Reilly Township is a township in Schuylkill County, Pennsylvania, United States. The population was 641 at the 2020 census.

Geography
According to the United States Census Bureau, the township has a total area of 16.3 square miles (42.1 km), of which 16.2 square miles (42.0 km)  is land and 0.04 square mile (0.1 km)  (0.18%) is water.

Demographics

At the 2000 census there were 802 people, 326 households, and 213 families living in the township.  The population density was 49.4 people per square mile (19.1/km).  There were 355 housing units at an average density of 21.9/sq mi (8.4/km).  The racial makeup of the township was 99.63% White, and 0.37% from two or more races. Hispanic or Latino of any race were 0.25%.

Of the 326 households 29.8% had children under the age of 18 living with them, 53.7% were married couples living together, 9.2% had a female householder with no husband present, and 34.4% were non-families. 29.1% of households were one person and 17.5% were one person aged 65 or older.  The average household size was 2.46 and the average family size was 3.07.
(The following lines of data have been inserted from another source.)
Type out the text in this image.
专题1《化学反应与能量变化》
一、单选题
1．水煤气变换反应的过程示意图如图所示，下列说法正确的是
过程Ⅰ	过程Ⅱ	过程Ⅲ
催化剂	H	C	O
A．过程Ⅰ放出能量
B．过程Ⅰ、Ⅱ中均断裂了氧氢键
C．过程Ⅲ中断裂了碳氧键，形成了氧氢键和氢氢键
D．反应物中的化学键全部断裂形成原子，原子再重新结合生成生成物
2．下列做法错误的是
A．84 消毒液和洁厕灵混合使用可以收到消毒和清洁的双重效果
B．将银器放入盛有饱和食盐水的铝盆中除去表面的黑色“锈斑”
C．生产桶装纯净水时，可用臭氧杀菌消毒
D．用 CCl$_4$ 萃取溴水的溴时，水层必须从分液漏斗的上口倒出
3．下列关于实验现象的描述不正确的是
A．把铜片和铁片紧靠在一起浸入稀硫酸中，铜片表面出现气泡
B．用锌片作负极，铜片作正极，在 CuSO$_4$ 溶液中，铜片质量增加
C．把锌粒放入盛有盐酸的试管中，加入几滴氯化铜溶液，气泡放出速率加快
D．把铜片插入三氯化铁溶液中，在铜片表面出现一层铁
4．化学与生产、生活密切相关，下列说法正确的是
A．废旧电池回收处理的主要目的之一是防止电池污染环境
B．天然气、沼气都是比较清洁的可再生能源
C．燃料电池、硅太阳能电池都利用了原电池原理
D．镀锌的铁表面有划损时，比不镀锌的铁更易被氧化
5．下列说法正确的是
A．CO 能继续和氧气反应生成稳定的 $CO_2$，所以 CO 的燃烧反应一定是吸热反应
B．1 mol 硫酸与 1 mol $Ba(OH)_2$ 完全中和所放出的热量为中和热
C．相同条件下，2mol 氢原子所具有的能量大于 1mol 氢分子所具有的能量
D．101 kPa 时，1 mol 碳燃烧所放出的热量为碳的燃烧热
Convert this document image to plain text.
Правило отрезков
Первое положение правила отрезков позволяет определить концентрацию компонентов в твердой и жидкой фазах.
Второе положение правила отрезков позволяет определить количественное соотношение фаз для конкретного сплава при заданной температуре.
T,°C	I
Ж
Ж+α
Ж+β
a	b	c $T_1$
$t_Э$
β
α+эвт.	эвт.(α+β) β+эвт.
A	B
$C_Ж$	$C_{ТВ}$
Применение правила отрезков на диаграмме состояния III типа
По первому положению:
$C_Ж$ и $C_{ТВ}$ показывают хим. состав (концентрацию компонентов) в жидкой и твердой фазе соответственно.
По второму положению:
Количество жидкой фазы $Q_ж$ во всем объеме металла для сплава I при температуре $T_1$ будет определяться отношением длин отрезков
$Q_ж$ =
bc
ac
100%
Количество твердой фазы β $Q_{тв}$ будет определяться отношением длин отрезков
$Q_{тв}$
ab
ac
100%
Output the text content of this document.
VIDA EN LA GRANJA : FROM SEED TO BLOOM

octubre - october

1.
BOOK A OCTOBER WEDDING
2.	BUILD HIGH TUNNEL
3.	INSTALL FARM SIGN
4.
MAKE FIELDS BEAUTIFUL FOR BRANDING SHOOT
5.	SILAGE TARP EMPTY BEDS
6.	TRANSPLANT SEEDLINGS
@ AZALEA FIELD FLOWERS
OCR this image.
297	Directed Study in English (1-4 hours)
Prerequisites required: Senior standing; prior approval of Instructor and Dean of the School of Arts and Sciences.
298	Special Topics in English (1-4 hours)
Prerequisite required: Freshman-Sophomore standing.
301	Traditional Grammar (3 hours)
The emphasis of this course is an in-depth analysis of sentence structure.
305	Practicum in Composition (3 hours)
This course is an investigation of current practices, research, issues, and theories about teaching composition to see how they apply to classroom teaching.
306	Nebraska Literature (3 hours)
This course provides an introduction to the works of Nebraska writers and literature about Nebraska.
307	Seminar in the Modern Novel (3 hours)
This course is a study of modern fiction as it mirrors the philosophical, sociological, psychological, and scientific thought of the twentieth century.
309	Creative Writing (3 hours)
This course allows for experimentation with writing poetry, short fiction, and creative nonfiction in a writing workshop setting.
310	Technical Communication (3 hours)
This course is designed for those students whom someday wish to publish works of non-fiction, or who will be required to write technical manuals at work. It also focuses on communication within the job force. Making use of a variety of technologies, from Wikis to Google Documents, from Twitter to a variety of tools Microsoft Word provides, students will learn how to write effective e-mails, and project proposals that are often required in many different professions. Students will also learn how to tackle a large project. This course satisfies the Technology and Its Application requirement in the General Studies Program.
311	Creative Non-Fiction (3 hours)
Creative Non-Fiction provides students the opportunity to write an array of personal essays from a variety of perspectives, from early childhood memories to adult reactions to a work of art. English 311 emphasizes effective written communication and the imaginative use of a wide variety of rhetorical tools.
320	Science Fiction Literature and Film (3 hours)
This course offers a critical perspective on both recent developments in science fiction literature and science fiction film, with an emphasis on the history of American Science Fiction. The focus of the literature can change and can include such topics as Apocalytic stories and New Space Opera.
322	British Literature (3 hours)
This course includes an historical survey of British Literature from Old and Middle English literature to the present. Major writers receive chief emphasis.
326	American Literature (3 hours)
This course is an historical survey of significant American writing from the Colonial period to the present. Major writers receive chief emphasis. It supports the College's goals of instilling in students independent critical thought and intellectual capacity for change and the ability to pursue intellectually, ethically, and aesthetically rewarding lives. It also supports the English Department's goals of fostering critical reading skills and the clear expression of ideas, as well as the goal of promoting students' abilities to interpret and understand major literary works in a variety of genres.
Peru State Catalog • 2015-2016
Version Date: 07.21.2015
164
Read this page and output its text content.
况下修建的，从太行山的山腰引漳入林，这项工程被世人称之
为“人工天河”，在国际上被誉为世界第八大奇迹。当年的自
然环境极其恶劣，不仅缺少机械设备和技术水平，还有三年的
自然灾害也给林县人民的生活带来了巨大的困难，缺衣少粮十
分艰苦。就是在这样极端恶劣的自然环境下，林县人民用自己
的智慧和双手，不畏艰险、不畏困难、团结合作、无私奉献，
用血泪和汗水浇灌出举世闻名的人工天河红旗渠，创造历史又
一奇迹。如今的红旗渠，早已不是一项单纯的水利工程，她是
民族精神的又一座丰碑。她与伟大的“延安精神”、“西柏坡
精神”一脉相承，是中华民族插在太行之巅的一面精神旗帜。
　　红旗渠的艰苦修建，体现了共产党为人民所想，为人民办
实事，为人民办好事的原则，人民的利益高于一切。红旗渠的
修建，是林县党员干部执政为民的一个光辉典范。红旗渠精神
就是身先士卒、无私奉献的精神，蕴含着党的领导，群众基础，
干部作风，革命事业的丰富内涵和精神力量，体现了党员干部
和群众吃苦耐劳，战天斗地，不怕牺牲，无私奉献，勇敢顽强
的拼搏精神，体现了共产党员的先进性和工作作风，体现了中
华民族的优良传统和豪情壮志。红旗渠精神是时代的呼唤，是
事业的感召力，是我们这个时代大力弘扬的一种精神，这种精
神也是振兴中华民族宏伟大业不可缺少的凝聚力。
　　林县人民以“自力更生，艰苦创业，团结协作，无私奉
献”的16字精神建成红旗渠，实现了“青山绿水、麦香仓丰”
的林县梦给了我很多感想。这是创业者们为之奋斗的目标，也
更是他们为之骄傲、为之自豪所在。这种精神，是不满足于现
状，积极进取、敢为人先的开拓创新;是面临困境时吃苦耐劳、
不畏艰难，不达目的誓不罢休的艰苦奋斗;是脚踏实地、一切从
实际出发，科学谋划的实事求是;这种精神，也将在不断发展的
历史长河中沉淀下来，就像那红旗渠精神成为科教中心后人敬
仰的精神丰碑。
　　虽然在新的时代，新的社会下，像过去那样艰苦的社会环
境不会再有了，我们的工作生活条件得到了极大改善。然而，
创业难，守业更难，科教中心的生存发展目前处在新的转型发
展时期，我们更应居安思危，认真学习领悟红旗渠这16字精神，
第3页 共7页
The age distribution was 24.8% under the age of 18, 6.9% from 18 to 24, 29.6% from 25 to 44, 19.6% from 45 to 64, and 19.2% 65 or older.  The median age was 38 years. For every 100 females, there were 94.2 males.  For every 100 females age 18 and over, there were 92.7 males.

The median household income was $28,646 and the median family income  was $40,500. Males had a median income of $31,667 versus $21,094 for females. The per capita income for the township was $13,888.  About 5.8% of families and 10.6% of the population were below the poverty line, including 17.9% of those under age 18 and 7.6% of those age 65 or over.